The first one is the mathematica perspective where q is on the y-axis:
plot(q ~ p) # Mathematical perspective
The second one is the economic perspective where p is on the y-axis:
plot(p ~ q) # Economic perspective
We could make the plot a bit nicer, adding lables and a solid line.
plot(p ~ q, xlab = "Quantity", ylab = "Price", type = "l")
Another way of doing this, is using the curve() function, but it must contain “x”
curve(-3 + 1.5 * x, 0, 50)
Find the slope by taking the derivative of the function.
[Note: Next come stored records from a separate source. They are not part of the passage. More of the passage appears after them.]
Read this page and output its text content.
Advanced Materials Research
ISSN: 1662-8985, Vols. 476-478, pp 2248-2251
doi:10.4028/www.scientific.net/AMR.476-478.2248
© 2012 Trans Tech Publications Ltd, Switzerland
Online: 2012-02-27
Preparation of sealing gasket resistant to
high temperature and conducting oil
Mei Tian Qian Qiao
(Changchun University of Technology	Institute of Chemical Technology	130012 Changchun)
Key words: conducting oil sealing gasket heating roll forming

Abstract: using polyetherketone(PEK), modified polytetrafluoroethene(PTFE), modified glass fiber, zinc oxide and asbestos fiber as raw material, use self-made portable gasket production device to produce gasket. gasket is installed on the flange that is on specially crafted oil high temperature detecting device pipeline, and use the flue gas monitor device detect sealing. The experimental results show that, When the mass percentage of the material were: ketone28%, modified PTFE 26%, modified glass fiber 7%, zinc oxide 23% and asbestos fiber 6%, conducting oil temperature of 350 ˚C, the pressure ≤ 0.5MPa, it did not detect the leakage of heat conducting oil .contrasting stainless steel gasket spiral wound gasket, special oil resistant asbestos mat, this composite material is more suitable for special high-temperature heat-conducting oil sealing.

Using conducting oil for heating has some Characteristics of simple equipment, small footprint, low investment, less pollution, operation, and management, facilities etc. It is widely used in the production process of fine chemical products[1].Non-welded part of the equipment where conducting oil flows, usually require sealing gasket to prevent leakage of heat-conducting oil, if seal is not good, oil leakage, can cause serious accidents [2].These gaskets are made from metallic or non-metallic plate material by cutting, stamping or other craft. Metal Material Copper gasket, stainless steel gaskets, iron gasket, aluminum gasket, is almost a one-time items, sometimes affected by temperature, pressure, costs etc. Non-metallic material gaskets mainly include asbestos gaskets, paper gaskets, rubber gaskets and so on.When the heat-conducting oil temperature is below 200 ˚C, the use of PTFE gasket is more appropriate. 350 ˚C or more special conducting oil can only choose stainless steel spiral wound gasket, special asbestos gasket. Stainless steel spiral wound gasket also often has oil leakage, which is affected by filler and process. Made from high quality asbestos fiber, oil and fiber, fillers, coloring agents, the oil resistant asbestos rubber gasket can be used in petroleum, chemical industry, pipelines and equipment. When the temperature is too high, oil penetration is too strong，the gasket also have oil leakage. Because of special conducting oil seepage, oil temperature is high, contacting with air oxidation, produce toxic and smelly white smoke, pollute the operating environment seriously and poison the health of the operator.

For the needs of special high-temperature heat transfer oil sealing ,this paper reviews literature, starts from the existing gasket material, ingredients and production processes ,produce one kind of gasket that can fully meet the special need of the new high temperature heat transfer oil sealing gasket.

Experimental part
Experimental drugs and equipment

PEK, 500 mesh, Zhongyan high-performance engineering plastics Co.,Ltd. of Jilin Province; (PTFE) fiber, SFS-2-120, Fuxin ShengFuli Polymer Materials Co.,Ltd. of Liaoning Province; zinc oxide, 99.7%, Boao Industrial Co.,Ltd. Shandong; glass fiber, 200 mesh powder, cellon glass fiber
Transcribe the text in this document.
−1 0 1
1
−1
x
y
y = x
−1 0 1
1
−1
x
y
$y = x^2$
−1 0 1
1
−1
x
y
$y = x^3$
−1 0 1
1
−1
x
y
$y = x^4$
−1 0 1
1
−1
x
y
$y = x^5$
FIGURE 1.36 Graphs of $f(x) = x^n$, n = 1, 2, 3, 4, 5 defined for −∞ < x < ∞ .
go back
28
We call the derivative slope.
slope = D(expression(-3 + 1.5 * x), "x") # b)
slope
## [1] 1.5
Elasticity = slope * p/(-3 + 1.5 * p) # Elasticity=dy/dx*x/y
Elasticity
## [1] 0.000 -1.000 Inf 3.000 2.000 1.667 1.500 1.400 1.333 1.286
## [11] 1.250 1.222 1.200 1.182 1.167 1.154 1.143 1.133 1.125 1.118
## [21] 1.111 1.105 1.100 1.095 1.091 1.087 1.083 1.080 1.077 1.074
## [31] 1.071 1.069 1.067 1.065 1.062 1.061 1.059 1.057 1.056 1.054
## [41] 1.053 1.051 1.050 1.049 1.048 1.047 1.045 1.044 1.043 1.043
## [51] 1.042
data.frame(p = p, E = Elasticity)
## p E
## 1 0 0.000
## 2 1 -1.000
## 3 2 Inf
## 4 3 3.000
## 5 4 2.000
## 6 5 1.667
## 7 6 1.500
## 8 7 1.400
## 9 8 1.333
## 10 9 1.286
## 11 10 1.250
## 12 11 1.222
## 13 12 1.200
## 14 13 1.182
## 15 14 1.167
## 16 15 1.154
## 17 16 1.143
## 18 17 1.133
## 19 18 1.125
## 20 19 1.118
## 21 20 1.111
## 22 21 1.105
## 23 22 1.100
## 24 23 1.095
## 25 24 1.091
## 26 25 1.087
## 27 26 1.083
## 28 27 1.080
## 29 28 1.077
## 30 29 1.074
## 31 30 1.071
## 32 31 1.069
## 33 32 1.067
## 34 33 1.065
## 35 34 1.062
## 36 35 1.061
## 37 36 1.059
## 38 37 1.057
## 39 38 1.056
## 40 39 1.054
## 41 40 1.053
## 42 41 1.051
## 43 42 1.050
## 44 43 1.049
## 45 44 1.048
## 46 45 1.047
## 47 46 1.045
## 48 47 1.044
## 49 48 1.043
## 50 49 1.043
## 51 50 1.042
A more advanced plot of the relationship. As we can see, the elasticity (\( \frac{\partial y}{\partial x}\frac{x}{y} \)) along a linear function is a non-linear relationship. Note that at p=2, q=0, and the elasticity is equal to +\( \infty \). A supply elasticity is positive, hence we plot the elasticity from p=3.
library(grDevices)
plot(Elasticity ~ p, type = "l", xlim = c(3, 50), ylim = c(0, 3))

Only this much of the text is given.